No one has had to work harder to get to the top than Djokovic. Early in his career he didn’t get lots of free points on his serve, and he rarely blasts an opponent off the court with 90 mph forehands. He has an all-around game propelled by world-class fitness and movement, but his greatest strength has always been mental. His uncanny ability to focus and stay cool on the big points, and to go into ‘lockdown mode’ during tie-breaks, has made him the player he is.
Remarkably, Djokovic has stayed on top for so long during tennis’ golden era, battling and often overcoming two of the greatest legends in the sport, and a host of other future hall of famers, like Andy Murray, Juan Martin del Potro, Stan Wawrinka, Dominic Thiem and others. He has a winning career mark against all those players, not to mention Federer and Nadal, too.
“It really excites me to walk the path of legends and giants of this sport.”
Along the way, he’s inspired an incredible tennis boom in Serbia and around the Balkans. There are now seven juniors from the former Yugoslav republics (four of them from Serbia) ranked inside the Top 100 of the ITF World Tennis Tour Junior Rankings.
Coming into the 2021 season, a number of prognosticators thought that challengers like Thiem and Daniil Medvedev may wrestle the No. 1 ranking away from Djokovic this year. The Serb responded by winning his ninth Australian Open title, dismissing Medvedev in straight sets in the final.
If Djokovic hears the chorus of naysayers writing premature tennis obits for him, look out. At 33, he’s still in tremendous shape. And his dedication to fitness, nutrition, and yoga will likely leave him ready to compete at the highest level for years to come. He’s six years younger than Federer and the prospect of him following the Swiss’s example and playing for several more years should concern any other player with designs on the No. 1 perch he considers his throne.

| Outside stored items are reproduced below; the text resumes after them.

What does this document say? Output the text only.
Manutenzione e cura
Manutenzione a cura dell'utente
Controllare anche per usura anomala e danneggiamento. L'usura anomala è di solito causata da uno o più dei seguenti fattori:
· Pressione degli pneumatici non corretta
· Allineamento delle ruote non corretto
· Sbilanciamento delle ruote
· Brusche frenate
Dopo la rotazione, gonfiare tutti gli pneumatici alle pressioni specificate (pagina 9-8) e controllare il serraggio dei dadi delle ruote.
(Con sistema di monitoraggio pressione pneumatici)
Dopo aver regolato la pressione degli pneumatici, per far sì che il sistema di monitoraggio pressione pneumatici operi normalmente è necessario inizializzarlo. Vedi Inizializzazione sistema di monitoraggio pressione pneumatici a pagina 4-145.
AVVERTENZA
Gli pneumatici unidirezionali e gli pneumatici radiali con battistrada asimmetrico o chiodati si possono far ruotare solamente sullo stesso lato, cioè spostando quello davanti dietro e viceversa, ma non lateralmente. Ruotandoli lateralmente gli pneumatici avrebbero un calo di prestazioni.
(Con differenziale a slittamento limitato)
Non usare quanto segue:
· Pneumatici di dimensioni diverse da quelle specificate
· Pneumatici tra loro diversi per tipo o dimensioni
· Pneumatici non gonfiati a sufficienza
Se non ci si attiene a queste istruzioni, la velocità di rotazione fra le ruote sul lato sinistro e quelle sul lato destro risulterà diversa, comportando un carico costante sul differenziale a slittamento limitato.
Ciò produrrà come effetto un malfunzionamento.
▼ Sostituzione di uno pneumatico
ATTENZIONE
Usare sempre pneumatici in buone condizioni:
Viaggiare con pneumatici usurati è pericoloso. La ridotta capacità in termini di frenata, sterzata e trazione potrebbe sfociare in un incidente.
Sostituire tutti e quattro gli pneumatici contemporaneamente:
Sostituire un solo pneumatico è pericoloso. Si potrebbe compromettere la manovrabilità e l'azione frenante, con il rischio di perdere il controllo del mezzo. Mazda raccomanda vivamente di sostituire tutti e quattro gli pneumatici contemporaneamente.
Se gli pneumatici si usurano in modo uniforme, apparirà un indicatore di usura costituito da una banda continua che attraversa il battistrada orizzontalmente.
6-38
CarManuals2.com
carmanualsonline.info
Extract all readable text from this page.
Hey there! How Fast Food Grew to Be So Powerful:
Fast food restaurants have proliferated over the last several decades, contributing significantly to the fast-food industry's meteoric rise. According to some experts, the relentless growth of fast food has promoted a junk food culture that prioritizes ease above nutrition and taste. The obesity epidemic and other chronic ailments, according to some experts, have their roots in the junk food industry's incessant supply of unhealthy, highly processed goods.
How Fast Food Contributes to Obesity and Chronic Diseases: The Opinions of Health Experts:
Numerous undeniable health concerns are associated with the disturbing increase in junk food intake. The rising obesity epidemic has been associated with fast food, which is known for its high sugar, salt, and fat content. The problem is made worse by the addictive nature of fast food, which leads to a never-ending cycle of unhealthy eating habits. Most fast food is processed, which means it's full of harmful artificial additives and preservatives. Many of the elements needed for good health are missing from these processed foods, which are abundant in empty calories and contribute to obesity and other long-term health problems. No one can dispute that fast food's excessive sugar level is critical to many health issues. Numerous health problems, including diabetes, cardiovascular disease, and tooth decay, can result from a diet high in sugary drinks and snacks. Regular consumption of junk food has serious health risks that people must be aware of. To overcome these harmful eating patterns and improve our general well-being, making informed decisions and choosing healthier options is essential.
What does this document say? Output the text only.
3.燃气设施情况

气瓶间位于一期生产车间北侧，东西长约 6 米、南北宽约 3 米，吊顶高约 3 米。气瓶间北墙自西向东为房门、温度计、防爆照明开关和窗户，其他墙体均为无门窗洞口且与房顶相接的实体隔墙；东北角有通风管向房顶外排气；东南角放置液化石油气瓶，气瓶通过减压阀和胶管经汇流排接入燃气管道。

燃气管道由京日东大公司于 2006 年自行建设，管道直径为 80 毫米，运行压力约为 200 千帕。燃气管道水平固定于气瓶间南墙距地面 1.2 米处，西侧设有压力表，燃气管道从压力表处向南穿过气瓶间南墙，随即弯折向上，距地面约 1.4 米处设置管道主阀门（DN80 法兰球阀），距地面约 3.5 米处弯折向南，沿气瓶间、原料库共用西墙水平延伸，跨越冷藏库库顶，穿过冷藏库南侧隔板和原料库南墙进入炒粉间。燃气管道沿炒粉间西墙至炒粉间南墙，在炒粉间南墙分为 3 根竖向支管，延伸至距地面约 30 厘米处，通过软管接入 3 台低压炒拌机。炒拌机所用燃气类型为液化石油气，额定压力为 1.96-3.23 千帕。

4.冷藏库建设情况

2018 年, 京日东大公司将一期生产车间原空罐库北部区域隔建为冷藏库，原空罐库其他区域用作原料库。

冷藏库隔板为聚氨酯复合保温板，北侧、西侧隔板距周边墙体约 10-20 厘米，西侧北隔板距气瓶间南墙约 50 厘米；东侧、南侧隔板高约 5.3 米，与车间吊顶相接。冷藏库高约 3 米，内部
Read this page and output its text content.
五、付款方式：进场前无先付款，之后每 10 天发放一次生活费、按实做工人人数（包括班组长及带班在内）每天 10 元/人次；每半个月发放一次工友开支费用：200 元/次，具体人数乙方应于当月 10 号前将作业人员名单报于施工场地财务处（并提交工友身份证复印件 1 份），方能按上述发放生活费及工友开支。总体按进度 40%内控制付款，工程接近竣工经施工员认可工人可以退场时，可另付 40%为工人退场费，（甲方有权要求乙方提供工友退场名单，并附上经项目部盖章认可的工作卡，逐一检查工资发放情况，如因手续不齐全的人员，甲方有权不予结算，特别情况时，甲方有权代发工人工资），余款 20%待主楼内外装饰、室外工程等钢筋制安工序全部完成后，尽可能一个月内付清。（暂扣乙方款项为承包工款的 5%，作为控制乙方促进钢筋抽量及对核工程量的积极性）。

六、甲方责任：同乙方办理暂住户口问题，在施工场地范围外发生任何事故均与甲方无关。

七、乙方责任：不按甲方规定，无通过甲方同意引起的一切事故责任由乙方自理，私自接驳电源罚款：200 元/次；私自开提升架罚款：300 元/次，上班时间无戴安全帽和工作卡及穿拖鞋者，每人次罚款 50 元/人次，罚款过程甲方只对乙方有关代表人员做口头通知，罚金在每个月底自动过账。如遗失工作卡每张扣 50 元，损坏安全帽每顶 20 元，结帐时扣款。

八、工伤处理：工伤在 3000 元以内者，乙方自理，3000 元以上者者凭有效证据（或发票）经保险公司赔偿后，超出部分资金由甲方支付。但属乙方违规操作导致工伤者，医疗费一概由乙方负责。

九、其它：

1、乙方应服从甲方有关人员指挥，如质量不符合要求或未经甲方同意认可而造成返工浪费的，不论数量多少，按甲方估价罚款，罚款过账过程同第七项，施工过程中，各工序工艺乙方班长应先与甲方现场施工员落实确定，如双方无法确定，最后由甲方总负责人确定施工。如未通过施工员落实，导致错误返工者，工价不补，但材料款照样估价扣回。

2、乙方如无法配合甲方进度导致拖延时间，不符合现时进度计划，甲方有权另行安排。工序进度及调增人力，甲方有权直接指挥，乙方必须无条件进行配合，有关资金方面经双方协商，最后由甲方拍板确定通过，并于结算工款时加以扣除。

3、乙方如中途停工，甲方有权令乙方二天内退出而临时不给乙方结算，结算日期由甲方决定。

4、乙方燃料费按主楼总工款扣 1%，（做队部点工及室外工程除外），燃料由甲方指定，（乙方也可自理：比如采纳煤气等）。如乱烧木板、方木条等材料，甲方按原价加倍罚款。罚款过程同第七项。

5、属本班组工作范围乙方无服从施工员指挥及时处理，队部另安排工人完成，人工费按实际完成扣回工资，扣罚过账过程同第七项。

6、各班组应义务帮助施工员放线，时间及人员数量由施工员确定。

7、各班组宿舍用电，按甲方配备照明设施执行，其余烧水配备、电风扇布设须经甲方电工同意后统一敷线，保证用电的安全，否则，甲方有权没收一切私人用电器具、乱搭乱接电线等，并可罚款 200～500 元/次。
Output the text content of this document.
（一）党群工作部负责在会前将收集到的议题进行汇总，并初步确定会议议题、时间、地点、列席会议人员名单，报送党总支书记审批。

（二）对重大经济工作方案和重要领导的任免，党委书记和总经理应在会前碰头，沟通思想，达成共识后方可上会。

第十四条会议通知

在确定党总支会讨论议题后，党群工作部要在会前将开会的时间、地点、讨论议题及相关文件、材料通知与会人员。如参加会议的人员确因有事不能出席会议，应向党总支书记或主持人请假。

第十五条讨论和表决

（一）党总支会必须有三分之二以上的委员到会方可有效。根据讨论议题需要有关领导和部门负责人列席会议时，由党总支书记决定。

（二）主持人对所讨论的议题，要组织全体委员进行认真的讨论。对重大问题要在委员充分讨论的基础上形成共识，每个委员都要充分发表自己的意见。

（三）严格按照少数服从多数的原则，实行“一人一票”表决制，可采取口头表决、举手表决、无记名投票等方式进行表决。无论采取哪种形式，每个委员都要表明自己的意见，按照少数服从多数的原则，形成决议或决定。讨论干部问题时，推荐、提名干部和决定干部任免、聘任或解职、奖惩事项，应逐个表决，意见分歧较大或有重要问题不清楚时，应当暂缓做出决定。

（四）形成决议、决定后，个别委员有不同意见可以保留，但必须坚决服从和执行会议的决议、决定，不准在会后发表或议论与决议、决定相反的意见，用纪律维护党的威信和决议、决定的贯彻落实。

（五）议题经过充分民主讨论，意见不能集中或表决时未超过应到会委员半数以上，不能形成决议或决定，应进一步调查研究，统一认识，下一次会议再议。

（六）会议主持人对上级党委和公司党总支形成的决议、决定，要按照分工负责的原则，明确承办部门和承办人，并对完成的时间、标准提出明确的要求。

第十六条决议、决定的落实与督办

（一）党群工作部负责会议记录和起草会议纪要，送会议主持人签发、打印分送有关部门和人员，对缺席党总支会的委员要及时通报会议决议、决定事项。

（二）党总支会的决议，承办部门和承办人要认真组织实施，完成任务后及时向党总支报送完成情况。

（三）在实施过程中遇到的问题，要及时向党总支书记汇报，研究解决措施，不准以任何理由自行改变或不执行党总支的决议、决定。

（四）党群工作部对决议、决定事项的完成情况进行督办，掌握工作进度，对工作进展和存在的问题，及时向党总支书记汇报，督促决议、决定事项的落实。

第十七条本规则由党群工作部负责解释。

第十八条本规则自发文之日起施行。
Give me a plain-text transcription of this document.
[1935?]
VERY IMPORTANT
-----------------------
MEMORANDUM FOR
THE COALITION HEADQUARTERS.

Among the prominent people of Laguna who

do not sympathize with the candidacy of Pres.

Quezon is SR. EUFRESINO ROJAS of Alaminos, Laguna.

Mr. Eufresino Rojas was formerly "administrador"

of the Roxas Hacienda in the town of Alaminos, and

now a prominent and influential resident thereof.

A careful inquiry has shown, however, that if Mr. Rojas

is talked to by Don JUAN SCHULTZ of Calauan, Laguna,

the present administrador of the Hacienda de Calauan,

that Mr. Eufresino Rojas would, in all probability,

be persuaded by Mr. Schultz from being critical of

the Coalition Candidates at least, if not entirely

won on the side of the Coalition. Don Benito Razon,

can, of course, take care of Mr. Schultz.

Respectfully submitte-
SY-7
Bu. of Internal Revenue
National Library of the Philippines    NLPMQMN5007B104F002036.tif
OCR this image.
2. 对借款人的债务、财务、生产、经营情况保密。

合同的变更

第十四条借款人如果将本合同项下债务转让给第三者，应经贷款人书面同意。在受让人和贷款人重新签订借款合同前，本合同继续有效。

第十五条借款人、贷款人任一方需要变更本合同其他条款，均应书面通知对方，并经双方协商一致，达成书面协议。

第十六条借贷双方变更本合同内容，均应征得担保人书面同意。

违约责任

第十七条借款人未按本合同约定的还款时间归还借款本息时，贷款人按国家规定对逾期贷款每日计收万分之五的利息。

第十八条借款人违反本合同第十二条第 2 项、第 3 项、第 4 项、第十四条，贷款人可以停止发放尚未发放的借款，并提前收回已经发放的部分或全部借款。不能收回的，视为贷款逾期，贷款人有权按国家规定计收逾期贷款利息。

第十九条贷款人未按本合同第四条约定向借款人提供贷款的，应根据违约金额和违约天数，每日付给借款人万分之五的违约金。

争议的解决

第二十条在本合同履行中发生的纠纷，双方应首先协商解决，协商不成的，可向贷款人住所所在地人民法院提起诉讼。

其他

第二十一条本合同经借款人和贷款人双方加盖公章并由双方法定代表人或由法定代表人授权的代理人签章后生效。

But will he remain hungry enough to push well past 311 weeks on top? Why not? There are still records to be broken. He’s now within two majors of Federer and Nadal in the all-time Grand Slam titles chase, and he still needs 28 more tour-level titles to eclipse Jimmy Connors’ all-time mark of 109, though Federer and Nadal aren’t done winning either. Ultimately, his assault on the sport’s record books rests on endurance, a quality he has demonstrated in spades for years.
In any case, even if he never wins another match, Djokovic’s story is one that’s been great for the sport. During his early years on tour, his fitness level wasn’t what it is today, and he had to retire from a number of matches. At one point, he opined that perhaps he was born at the wrong time and implied that he might never supplant Federer and Nadal.
But he evolved into the toughest, most unflappable competitor in the sport. The fact that he could emerge from a war-torn country with little tennis infrastructure, from a family of modest means with no deep ties in the sport, illustrates that tennis’ next great champion could come from any corner of the world. Gencic spotted the potential in him at an early age but nevertheless, Djokovic wasn’t born a champion. He fought to get to the top, bettering himself at each hurdle, and battled harder to stay there than anyone ever has before.
“It really excites me to walk the path of legends and giants of this sport,” said Djokovic. “To know that I earned my place among them by following my childhood dream is a beautiful confirmation that when you do things out of love and passion, everything is possible.”